Since your contract with your wife’s relative specifically binds her to pay the balance of the contract price, she has no other recourse but to fulfill the said obligation when the same becomes due and demandable. If she fails to conform thereto, you, being the vendor, have remedies under the law.

However, we want to emphasize that seeking for her eviction is not the proper legal route for you and your wife to take. Rather, you may extrajudicially demand from your buyer for the rescission of your contract with the payment of damages, if you have incurred any. As provided for under Article 1191 of the New Civil Code of the Philippines, “The power to rescind obligations is implied in reciprocal ones, in case one of the obligors should not comply with what is incumbent upon him. x x x The injured party may choose between the fulfillment and the rescission of the obligation, with the payment of damages in either case. He may also seek rescission, even after he has chosen fulfillment, if the latter should become impossible. x x x The court shall decree the rescission claimed, unless there be just cause authorizing the fixing of the period. x x x “

Nevertheless, you will be required to return whatever you have received by reason of the said contract because rescission does not only entail the termination of the contract but also creates the obligation on the part of both the obligor and the obligee to return the object of the contract. In the case of Velarde vs. Court of Appeals, 361 SCRA 57, July 11, 2001, the Supreme Court ruled that rescission “x x x can be carried out only when the one who demands rescission can return whatever he may be obliged to restore. To rescind is to declare a contract void at its inception and to put an end to it as though it never was. It is not merely to terminate it and release the parties from further obligations to each other, but to abrogate it from the beginning and restore the parties to their relative positions as if no contract has been made. x x x”

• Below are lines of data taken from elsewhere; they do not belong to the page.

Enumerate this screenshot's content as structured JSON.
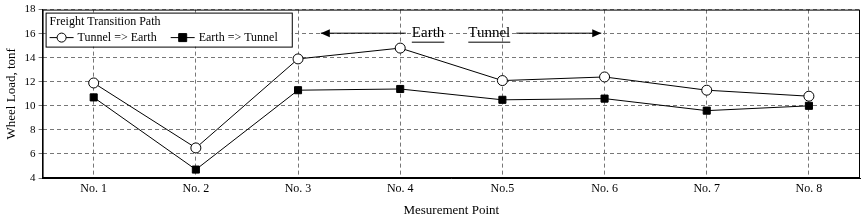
{
  "chart_data": {
    "type": "line",
    "y_label": "Wheel Load, tonf",
    "x_label": "Mesurement Point",
    "legend_title": "Freight Transition Path",
    "legend": "top-left",
    "annotations": [
      "Earth",
      "Tunnel"
    ],
    "categories": [
      "No. 1",
      "No. 2",
      "No. 3",
      "No. 4",
      "No.5",
      "No. 6",
      "No. 7",
      "No. 8"
    ],
    "series": [
      {
        "name": "Tunnel => Earth",
        "color": "#000000",
        "marker": "circle_open",
        "line_style": "solid",
        "values": [
          11.9,
          6.5,
          13.9,
          14.8,
          12.1,
          12.4,
          11.3,
          10.8
        ]
      },
      {
        "name": "Earth => Tunnel",
        "color": "#000000",
        "marker": "square",
        "line_style": "solid",
        "values": [
          10.7,
          4.7,
          11.3,
          11.4,
          10.5,
          10.6,
          9.6,
          10.0
        ]
      }
    ],
    "ylim": [
      4,
      18
    ],
    "yticks": [
      4,
      6,
      8,
      10,
      12,
      14,
      16,
      18
    ],
    "grid": true
  }
}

Accordingly, if the buyer refuses to heed your demand to rescind the contract and voluntarily return the house, you must seek for the rescission of your contract before the court. It will be the discretion of the court whether to grant your petition or grant the buyer sufficient time so as to allow her to comply with her obligation of paying you the balance of the contract price.

We hope that we were able to answer your queries. Please be reminded that this advice is based solely on the facts you have narrated and our appreciation of the same. Our opinion may vary when other facts are changed or elaborated.